Leading up to the presidential election this past November, one of my biggest concerns was that the evangelical church in America had become committed to trading their identity in Christ for an identity in politics. Sadly, my fears are proving prescient. The evangelical church in America is being fractured. While people are dying and going to hell, Christians in America are more interested in throwing stones at each other over politics than we are in sharing the good news of the salvation found through faith in Jesus Christ. This abdication of Jesus’ ordained mission for his disciples is being publicly played out in the Southern Baptist Convention’s tug-of-war over the Ethics & Religious Liberty Commission (ERLC) and its president, Russell Moore.
As head of the ERLC, the public policy arm of the Southern Baptist Convention (SBC), Russell Moore is a lightening rod for controversy. Anytime religion is mixed with politics, anger is bound to quickly follow. Fed by that anger, a growing chorus of voices is calling for Moore to resign.
Here are a few facts about the positions that the ERLC advocates for:
- The organization is strongly pro-life and pours many resources into the fight to keep babies from being murdered.
- The ERLC is vocally opposed to gay marriage as well as any sexual expressions that violate God’s clear parameters for sexual expression.
- The ERLC is a strong advocate for religious freedom in order to ensure the unfettered preaching of the gospel of Jesus Christ.
All of the above positions (and many others that I didn’t have room for) reflect a biblically-grounded ideology that puts the ERLC squarely at odds with progressivism. It would shock no one if the Southern Poverty Law Center (SPLC) decided to label the ERLC as a hate group. Except, the SPLC has little need to attack the ERLC because professing Christians are unwittingly doing the bidding of leftists.
Much of the vitriol heaped on ERLC and Russell Moore’s head is over immigration. Opponents of the ERLC claim that Moore is an open-borders zealot. Arguing that Moore is on the dole of George Soros and is working alongside Ken Barbic to undermine the U.S. economy for the sake of cheap labor (disclosure: my wife is friends with Ken Barbic, although I’ve only ever met him once or twice). In short, the anti-Russell Moore/ERLC crowd believes that Moore is determined to undermine America’s sovereignty out of a love for mammon.
In February, Prestonwood Baptist Church in Plano, Texas, resorted to holding the SBC economically hostage by threatening to withhold over one million dollars from the SBC’s Cooperative Program, the funding arm for the Convention’s mission work. The large and influential church was quickly joined by a growing chorus of SBC pastors threatening to withhold funds if Russell Moore retains his position at the ERLC.
Along with the policy differences regarding immigration, Moore’s vocal NeverTrump position throughout the election prompted large swaths of the SBC to take up rhetorical and economic arms against him. The thing is, the anger and ad hominem attacks directed at Moore over immigration policy aren’t close to being equal to his actual policy stance.

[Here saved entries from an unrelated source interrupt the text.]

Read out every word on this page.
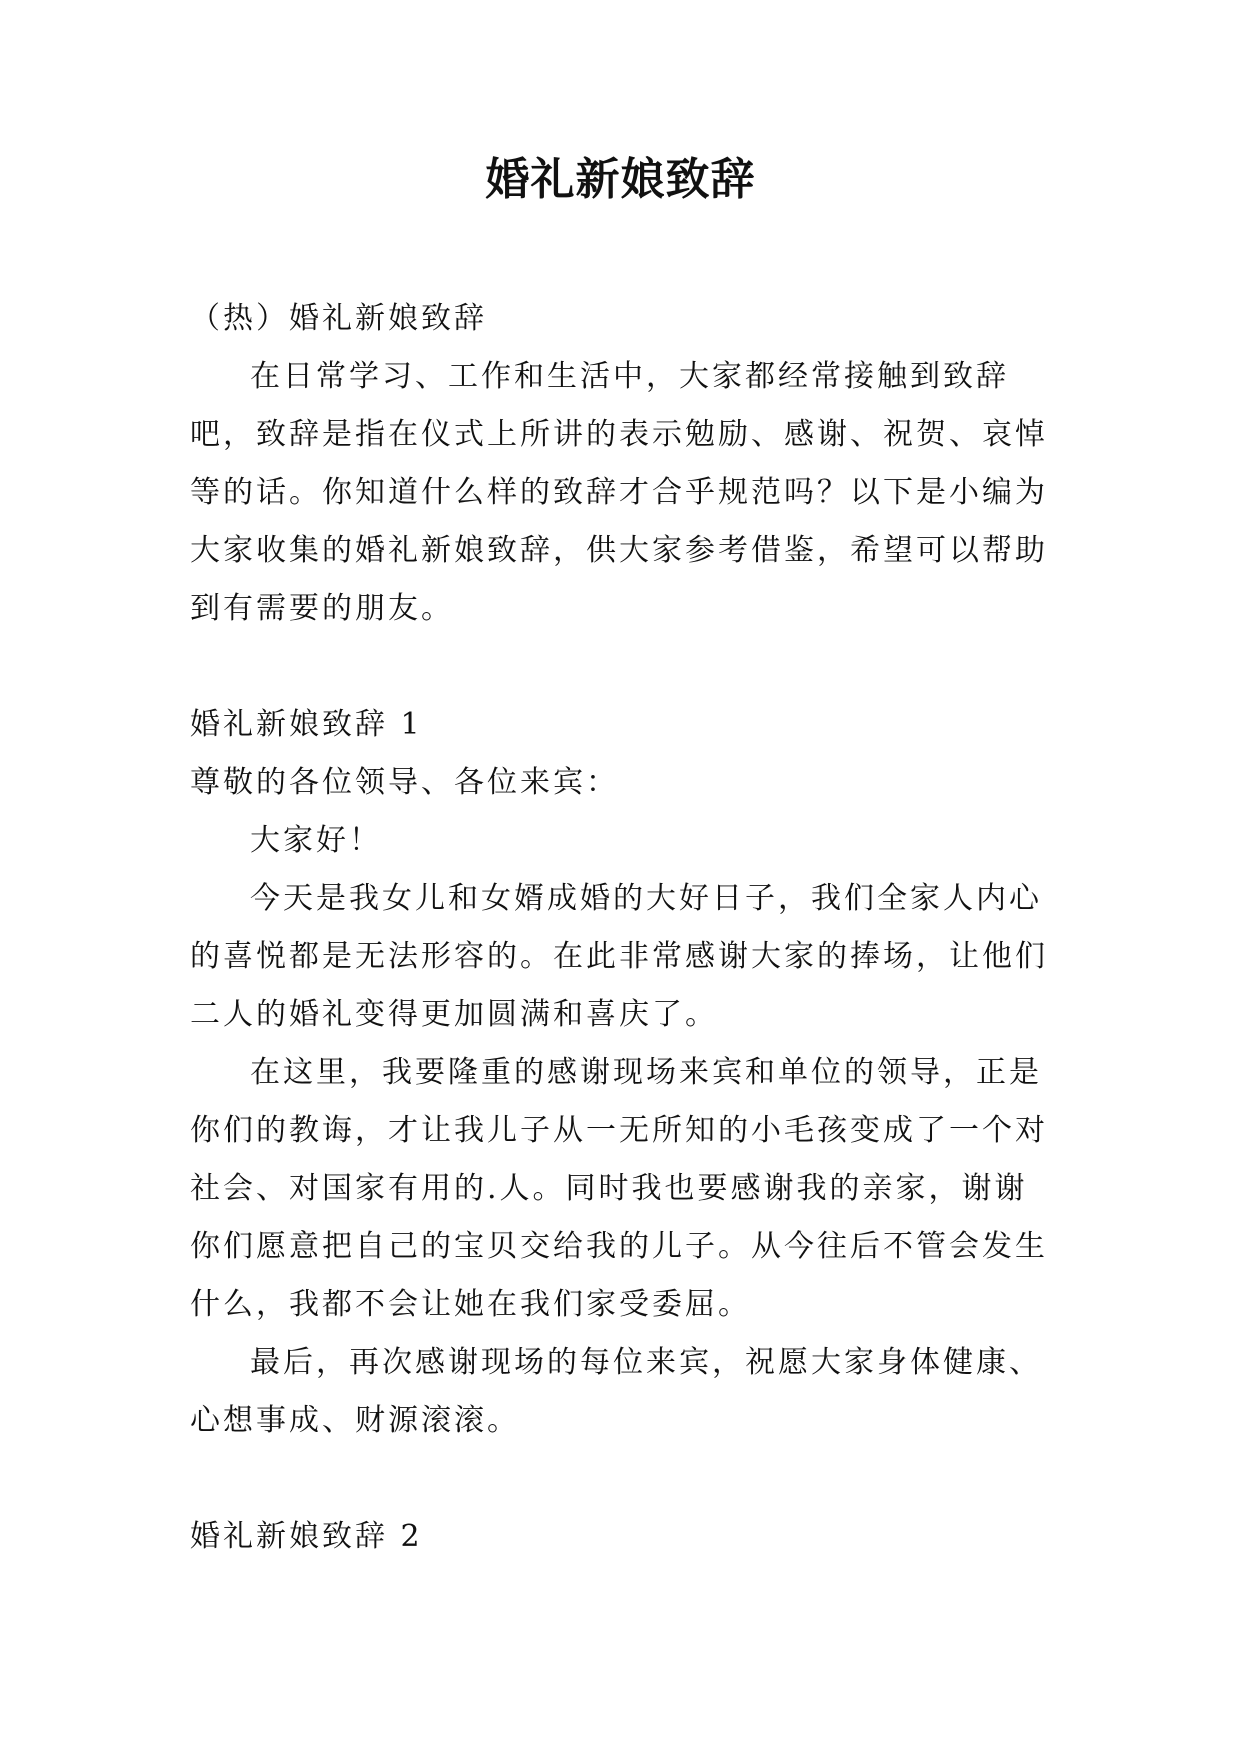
婚礼新娘致辞

（热）婚礼新娘致辞

在日常学习、工作和生活中，大家都经常接触到致辞吧，致辞是指在仪式上所讲的表示勉励、感谢、祝贺、哀悼等的话。你知道什么样的致辞才合乎规范吗？以下是小编为大家收集的婚礼新娘致辞，供大家参考借鉴，希望可以帮助到有需要的朋友。

婚礼新娘致辞 1

尊敬的各位领导、各位来宾：

大家好！

今天是我女儿和女婿成婚的大好日子，我们全家人内心的喜悦都是无法形容的。在此非常感谢大家的捧场，让他们二人的婚礼变得更加圆满和喜庆了。

在这里，我要隆重的感谢现场来宾和单位的领导，正是你们的教诲，才让我儿子从一无所知的小毛孩变成了一个对社会、对国家有用的.人。同时我也要感谢我的亲家，谢谢你们愿意把自己的宝贝交给我的儿子。从今往后不管会发生什么，我都不会让她在我们家受委屈。

最后，再次感谢现场的每位来宾，祝愿大家身体健康、心想事成、财源滚滚。

婚礼新娘致辞 2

In an article opposing President Trump’s border policy, Moore wrote, “The United States government should fight, and fight hard, against radical Islamic jihadism. The government should close the borders to anyone suspected of even a passing involvement with any radical cell or terrorist network. But the government should not penalize law-abiding people, especially those who are American citizens, for holding their religious convictions.”
For the record, I don’t agree with Russell Moore on everything in regards to immigration, but his above statement is measured, conservative, and expresses a deep concern for religious liberty, which, for the record, cannot be a one-way street. He also explicitly calls for the U.S. borders to be closed to anyone associated with radical Islamic jihadism. For this, oddly enough, he’s castigated as anti-Christian and a puppet of Soros.
While there is room to graciously disagree with Russell Moore and the ERLC over immigration (as I do at points), the policies articulated by the organization do not contradict the gospel. Contradicting political theory is not the same thing as contradicting the gospel. On the flip-side, using strong-arm tactics to force religious organizations to adhere to a specific political ideology is counterproductive to the spread of the gospel.
American evangelicals have willfully created a stumbling block to the spread of the gospel. Many unbelievers in this country equate Christianity with the Republican Party. They have come to the conclusion that being a follower of Jesus requires strict adherence to conservative politics. And they’ve come to that mistaken conclusion, frankly, because of things like the politically-charged furor in the SBC over Russell Moore and the ERLC.
Jesus didn’t call for us to agree with each other on every point of politics, but he did command us to show love for our fellow believers in Christ. It’s hard to see how publicly squabbling over policy differences obeys Jesus’ command. Worse, the evangelical infighting undermines the ability of Christians to share the gospel with the lost from cultures different than ours. Being more concerned about specific political theories at the expense of people who are lost in their sins and dying and going to hell is about as un-Christian an ideology as can be found. For all his flaws, Russell Moore is deeply concerned about the salvation of souls. Even in their differences, Christians of all political stripes should praise God for that and focus on it.